A Portfolio Reshuffle: Writing About it Caused Me a Mental Breakdown

Okay, this one is probably going to be a little shorter than usual because my body is a wreck right now. I went to a turkey bowl game today that consisted of 30 minutes of touch football before two hours of vigorous soccer. And yes, I scored three goals over two games, so I popped off. That was really tiring, but I still went to a kind of hardcore turkey bowl game with a bunch of college guys an hour later (I’m 17).

It was full-on tackle, which was not great for me since I could only tackle about half of them. On the second play, I caught the ball, turned on my blazing speed, and was literally picked up and thrown. This guy probably had about 60 pounds on me, and I was not able to wriggle out of his grasp. I healed quickly, but we played for another hour-ish, and I was continually tackled with prejudice. My stamina levels are quite depleted, but I am wholly dedicated to Pax Romana Capital, so I have chosen to write something instead of taking a trip to the ER.

Also, there may be more grammatical errors than usual. I’m basically falling asleep in my chair as I write this, but I will stay strong for the Pax Romana Capital Army.

Okay, I changed some things around in my portfolio. Disney has had a significant run-up in the past month and had ballooned to about 17% of my portfolio. Ferrari has gone the other way in the past month, falling behind the pace and had shrunk to about 12% of my portfolio. Maybe it’s just because I wrote an article recently hyping Ferrari up…a lot…., but I thought/think that Ferrari is on a positive track. I saw that I had about 25% gains on my Disney position and about 4% gains on my Ferrari position, so I sold off a bunch of Disney and used that money to buy some Ferrari, moving it up to 16% of my portfolio, and some IonQ, moving it up to 10% of my portfolio.
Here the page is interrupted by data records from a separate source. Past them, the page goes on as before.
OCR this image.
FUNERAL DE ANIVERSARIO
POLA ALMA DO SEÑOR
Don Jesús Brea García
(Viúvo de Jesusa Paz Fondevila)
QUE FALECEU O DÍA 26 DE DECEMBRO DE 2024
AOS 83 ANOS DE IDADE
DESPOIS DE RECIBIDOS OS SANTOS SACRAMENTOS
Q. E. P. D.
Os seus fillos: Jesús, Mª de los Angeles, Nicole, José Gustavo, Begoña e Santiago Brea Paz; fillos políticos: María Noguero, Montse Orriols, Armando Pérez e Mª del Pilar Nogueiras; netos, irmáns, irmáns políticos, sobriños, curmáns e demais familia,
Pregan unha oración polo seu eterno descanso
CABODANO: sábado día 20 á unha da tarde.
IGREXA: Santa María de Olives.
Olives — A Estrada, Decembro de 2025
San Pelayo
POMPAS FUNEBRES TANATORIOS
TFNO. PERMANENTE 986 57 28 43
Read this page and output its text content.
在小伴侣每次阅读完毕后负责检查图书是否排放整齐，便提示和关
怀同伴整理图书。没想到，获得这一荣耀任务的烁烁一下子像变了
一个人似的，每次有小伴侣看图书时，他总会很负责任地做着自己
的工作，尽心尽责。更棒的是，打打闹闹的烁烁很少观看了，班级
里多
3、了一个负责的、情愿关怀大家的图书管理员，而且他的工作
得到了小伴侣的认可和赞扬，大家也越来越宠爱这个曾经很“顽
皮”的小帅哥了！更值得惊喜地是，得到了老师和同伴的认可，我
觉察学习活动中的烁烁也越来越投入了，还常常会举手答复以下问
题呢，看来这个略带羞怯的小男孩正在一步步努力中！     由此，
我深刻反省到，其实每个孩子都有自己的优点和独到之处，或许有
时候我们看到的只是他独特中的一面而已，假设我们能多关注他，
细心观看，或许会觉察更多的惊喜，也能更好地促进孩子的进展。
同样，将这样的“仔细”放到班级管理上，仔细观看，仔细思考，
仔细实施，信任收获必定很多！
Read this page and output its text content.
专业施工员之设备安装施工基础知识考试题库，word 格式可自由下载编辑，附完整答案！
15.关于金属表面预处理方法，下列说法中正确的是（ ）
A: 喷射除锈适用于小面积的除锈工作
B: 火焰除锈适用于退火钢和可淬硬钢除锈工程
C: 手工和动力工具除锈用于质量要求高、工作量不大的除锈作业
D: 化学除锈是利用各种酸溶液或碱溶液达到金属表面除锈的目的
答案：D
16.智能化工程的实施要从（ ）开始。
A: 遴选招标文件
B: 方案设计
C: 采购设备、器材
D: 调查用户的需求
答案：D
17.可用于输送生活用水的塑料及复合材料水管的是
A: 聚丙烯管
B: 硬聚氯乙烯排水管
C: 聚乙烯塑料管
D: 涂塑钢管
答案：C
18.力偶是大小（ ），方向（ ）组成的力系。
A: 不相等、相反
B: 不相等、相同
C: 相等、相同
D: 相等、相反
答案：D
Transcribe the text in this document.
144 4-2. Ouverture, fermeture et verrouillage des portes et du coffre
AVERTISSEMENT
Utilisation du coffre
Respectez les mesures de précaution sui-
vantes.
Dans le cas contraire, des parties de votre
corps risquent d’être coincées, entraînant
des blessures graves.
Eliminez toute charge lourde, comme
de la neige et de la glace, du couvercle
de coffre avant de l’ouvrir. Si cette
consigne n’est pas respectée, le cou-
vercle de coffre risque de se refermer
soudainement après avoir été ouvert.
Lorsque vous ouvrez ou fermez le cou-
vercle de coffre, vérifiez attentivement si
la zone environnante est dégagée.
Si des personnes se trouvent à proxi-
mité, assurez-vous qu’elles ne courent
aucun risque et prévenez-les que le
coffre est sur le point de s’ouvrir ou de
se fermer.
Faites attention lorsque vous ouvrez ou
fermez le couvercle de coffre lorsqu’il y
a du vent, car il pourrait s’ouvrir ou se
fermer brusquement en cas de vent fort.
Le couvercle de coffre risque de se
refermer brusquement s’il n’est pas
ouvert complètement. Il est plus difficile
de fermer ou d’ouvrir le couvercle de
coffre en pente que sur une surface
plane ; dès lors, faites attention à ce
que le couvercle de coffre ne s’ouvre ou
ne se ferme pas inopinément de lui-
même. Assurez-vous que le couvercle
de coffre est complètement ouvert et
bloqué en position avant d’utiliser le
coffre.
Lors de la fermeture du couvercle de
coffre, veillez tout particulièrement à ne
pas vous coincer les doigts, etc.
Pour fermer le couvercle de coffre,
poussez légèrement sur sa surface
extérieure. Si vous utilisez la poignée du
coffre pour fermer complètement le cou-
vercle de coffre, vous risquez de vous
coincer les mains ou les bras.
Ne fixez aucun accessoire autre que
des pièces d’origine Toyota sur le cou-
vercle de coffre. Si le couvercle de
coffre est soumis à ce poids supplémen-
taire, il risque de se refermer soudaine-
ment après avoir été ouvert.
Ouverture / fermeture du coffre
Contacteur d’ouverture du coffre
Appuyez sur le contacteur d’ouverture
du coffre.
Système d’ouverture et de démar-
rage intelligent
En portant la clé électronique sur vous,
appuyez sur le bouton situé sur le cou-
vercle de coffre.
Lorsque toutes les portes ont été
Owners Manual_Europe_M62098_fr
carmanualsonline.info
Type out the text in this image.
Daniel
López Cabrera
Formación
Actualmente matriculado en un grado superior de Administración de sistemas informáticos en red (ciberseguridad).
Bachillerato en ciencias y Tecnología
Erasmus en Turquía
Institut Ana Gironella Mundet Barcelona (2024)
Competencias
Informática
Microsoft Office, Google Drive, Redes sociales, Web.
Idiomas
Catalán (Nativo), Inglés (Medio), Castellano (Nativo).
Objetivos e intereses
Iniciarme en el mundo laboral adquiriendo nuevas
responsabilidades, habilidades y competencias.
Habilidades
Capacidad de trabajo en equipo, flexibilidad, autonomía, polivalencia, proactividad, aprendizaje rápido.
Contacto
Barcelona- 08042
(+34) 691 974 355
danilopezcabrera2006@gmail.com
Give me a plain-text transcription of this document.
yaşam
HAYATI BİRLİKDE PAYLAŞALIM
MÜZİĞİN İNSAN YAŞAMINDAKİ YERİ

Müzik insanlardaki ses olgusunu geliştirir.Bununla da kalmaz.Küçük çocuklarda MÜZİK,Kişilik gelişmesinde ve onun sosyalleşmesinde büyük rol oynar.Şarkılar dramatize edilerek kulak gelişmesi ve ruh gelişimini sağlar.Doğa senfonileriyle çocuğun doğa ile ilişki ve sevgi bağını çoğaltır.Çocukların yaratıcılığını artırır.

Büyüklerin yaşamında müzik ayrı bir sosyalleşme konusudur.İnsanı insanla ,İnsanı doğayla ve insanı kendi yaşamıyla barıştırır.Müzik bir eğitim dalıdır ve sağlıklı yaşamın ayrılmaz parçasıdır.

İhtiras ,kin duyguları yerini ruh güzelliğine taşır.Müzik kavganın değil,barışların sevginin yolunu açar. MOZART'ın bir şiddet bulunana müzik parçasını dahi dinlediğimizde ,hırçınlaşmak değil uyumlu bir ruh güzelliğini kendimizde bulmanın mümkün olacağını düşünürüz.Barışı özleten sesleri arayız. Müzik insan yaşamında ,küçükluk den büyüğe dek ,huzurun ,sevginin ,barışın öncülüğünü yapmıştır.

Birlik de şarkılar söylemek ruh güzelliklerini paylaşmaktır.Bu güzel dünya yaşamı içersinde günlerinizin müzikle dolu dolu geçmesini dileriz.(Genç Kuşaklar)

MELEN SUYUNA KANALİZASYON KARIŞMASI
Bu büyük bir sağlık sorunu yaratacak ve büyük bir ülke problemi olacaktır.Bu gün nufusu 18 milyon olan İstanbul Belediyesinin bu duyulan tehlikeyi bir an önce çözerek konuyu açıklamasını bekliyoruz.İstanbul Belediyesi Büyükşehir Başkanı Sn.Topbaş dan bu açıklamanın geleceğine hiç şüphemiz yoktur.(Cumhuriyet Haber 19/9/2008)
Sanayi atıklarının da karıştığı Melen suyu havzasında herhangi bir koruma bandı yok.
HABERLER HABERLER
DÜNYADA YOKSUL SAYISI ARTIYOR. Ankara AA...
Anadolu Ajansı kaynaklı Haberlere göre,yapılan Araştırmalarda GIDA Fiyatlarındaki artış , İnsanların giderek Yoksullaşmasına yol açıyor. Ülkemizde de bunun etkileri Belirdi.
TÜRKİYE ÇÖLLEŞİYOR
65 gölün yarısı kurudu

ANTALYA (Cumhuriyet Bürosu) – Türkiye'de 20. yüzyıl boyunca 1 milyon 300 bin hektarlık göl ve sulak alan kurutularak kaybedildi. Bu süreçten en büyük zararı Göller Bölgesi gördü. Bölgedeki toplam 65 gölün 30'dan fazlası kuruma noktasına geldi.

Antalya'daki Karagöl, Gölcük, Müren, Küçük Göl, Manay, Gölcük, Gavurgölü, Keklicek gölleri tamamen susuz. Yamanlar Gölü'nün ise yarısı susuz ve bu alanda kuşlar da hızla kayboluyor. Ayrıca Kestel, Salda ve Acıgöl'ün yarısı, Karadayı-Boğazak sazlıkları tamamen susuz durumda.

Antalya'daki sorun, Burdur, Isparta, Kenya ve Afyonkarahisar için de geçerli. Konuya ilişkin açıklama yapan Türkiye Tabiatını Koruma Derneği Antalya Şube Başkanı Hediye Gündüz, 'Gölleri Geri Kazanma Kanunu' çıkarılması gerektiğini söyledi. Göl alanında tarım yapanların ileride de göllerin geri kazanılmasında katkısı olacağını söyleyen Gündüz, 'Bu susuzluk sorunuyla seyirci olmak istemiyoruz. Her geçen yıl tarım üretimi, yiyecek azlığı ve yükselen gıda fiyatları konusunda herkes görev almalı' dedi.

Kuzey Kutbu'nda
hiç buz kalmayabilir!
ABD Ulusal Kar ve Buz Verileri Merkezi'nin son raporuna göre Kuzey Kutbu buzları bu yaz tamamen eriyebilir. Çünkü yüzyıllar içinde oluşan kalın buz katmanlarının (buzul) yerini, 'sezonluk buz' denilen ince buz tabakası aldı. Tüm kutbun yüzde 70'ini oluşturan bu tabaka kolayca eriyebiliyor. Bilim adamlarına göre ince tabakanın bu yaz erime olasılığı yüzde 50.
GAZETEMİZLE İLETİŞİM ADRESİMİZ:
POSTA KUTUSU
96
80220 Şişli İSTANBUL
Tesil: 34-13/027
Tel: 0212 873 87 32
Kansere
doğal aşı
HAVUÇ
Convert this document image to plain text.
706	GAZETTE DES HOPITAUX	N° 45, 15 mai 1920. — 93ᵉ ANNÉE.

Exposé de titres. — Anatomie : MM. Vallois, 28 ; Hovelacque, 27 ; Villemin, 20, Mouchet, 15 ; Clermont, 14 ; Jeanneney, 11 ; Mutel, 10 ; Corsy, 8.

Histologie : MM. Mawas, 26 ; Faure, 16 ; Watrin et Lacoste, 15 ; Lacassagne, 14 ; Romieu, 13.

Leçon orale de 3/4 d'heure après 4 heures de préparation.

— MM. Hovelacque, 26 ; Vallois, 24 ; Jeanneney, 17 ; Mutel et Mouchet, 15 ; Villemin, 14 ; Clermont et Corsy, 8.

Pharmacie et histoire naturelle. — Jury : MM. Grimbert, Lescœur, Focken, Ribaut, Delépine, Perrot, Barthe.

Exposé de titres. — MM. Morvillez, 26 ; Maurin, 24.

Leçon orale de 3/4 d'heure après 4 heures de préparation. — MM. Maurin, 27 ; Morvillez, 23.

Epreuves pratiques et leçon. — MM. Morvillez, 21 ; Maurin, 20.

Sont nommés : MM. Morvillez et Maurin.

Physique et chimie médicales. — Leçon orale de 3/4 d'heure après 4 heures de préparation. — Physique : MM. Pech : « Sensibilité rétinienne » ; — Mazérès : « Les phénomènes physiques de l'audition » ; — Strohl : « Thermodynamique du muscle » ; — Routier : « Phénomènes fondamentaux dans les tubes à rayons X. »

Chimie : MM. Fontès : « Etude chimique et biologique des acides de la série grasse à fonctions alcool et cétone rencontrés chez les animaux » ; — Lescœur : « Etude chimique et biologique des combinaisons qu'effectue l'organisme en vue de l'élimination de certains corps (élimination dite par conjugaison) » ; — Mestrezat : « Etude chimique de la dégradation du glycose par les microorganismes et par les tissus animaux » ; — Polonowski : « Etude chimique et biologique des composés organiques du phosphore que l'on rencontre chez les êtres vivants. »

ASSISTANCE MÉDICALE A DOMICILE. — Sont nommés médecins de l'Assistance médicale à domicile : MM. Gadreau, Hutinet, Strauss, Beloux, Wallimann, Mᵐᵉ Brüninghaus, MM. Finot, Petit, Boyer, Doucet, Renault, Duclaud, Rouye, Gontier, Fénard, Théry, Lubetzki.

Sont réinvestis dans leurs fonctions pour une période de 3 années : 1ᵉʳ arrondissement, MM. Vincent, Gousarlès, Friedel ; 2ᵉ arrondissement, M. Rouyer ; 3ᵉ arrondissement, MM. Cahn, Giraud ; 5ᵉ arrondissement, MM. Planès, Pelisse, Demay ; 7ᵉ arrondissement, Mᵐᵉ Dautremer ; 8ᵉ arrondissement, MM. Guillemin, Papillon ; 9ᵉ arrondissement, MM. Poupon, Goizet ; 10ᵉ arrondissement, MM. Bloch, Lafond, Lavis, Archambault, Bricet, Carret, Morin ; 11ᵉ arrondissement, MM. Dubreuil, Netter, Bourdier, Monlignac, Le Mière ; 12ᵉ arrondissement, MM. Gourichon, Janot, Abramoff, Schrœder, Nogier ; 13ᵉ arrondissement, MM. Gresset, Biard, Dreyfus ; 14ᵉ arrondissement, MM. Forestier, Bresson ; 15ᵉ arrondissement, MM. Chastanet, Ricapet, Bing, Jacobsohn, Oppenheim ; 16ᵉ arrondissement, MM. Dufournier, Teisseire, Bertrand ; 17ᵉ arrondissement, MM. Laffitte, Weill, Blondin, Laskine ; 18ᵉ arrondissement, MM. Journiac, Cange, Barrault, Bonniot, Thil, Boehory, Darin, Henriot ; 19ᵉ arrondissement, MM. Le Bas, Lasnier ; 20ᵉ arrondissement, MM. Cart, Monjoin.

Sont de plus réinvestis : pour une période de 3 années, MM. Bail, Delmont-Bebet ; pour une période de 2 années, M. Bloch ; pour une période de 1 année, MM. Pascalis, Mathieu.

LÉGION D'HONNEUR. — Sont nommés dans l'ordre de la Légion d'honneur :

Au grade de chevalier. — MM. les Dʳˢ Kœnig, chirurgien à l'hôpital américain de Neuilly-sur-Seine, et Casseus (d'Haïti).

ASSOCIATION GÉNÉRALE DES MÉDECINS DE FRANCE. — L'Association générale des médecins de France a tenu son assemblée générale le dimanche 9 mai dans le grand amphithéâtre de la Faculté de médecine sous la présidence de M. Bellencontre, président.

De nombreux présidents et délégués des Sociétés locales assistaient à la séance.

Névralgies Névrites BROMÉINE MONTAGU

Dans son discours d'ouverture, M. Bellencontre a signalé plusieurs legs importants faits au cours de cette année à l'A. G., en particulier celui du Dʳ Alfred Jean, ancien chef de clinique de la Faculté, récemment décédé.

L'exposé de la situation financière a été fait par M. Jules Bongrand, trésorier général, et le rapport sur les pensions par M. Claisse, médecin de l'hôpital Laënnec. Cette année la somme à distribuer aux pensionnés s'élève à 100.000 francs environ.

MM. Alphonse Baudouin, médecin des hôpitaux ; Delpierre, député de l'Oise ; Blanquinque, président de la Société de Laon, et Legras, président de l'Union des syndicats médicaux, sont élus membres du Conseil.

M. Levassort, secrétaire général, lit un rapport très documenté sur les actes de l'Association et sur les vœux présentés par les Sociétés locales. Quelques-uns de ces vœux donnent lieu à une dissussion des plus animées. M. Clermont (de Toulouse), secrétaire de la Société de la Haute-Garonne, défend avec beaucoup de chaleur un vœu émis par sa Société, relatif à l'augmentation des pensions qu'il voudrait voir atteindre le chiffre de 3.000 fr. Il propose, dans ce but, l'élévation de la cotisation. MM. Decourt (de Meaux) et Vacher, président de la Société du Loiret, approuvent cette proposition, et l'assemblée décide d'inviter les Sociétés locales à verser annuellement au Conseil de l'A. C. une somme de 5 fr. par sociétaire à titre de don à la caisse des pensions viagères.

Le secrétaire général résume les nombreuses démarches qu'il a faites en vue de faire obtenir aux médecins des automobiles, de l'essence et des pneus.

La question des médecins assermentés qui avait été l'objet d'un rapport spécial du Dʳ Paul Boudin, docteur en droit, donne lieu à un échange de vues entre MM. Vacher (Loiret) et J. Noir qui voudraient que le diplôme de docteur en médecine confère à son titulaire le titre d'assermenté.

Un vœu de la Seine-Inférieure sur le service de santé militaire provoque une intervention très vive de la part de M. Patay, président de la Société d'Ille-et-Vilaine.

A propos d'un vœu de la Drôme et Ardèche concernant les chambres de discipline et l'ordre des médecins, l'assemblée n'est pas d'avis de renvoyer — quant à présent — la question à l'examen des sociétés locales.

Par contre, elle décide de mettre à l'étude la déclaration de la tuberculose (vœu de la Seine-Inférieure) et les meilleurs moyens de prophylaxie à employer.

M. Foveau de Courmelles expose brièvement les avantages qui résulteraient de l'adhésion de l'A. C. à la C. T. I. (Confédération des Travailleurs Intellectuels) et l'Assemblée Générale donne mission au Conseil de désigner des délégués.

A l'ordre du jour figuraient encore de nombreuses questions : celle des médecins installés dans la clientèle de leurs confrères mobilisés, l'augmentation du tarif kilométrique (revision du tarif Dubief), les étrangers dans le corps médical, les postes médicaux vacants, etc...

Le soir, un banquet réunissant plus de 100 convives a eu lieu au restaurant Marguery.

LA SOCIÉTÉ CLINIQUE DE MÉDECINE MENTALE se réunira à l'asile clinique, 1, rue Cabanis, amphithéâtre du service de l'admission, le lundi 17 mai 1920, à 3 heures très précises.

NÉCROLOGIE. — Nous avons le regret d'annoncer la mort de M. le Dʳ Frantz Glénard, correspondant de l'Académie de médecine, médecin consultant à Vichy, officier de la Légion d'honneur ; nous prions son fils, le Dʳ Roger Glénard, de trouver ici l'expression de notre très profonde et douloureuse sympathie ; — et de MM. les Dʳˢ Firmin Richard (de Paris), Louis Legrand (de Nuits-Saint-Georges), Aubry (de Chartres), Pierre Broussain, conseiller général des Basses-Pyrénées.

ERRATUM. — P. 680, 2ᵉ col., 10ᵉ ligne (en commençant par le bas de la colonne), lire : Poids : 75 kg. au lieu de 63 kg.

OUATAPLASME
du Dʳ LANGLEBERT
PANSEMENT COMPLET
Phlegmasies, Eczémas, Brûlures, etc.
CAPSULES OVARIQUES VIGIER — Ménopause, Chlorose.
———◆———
Disney has moved to 12% of my portfolio, and I think that 12% might even be a bit much. I am a big fan of the company, but there are so many risks. I have a 30% gain right now, and I am feeling the demons of selling dancing around my shoulders, whispering that I should take my profits off this accursed company. I feel like investors are pricing in so much optimism, and I see fewer routes to another 30% in growth. I can tell you what I am not doing. I will not let myself take a loss on this company. I do not care. I have held this stock for five years, and I have been to the all-time highs and the decade-long lows. I refuse to go back to the red. I am at a 30% gain, but if this company drops below a 20% gain for me, I am getting out.

Yes, that statement violates everything key to being a good investor, but I have too much emotion attached to Disney to think rationally, and I can always get back in. Hmmm, I am talking myself into selling, while in a mentally sluggish state.

The second company that I am getting very wary of is Block. I sold out of half of my position to buy IonQ, bringing both companies to 10% of my portfolio, but I feel like the company has reached a precipitous valuation, and it might be time to take the gains.

All I have said so far is not good. Nothing has changed intrinsically about these companies except for the price, so there is no need to sell. However, these higher prices really worry me. It might be time to move on. I DON’T KNOW >:(.

I have written myself into a mental fit, but through this interminable back and forth, I have come to a decision. I will hold Disney, but I will take the gains if the price slips below a 20% gain because this stock has a habit of surging and falling. I will sell Block if my 45% gain slips to 35% or below and nothing changes. There is nothing wrong with taking profits if the stock is falling and has risen to an unsustainable valuation for the intrinsic value of the company; I think.

Wow, that was a process, and I might change my mind again, but first I will sleep.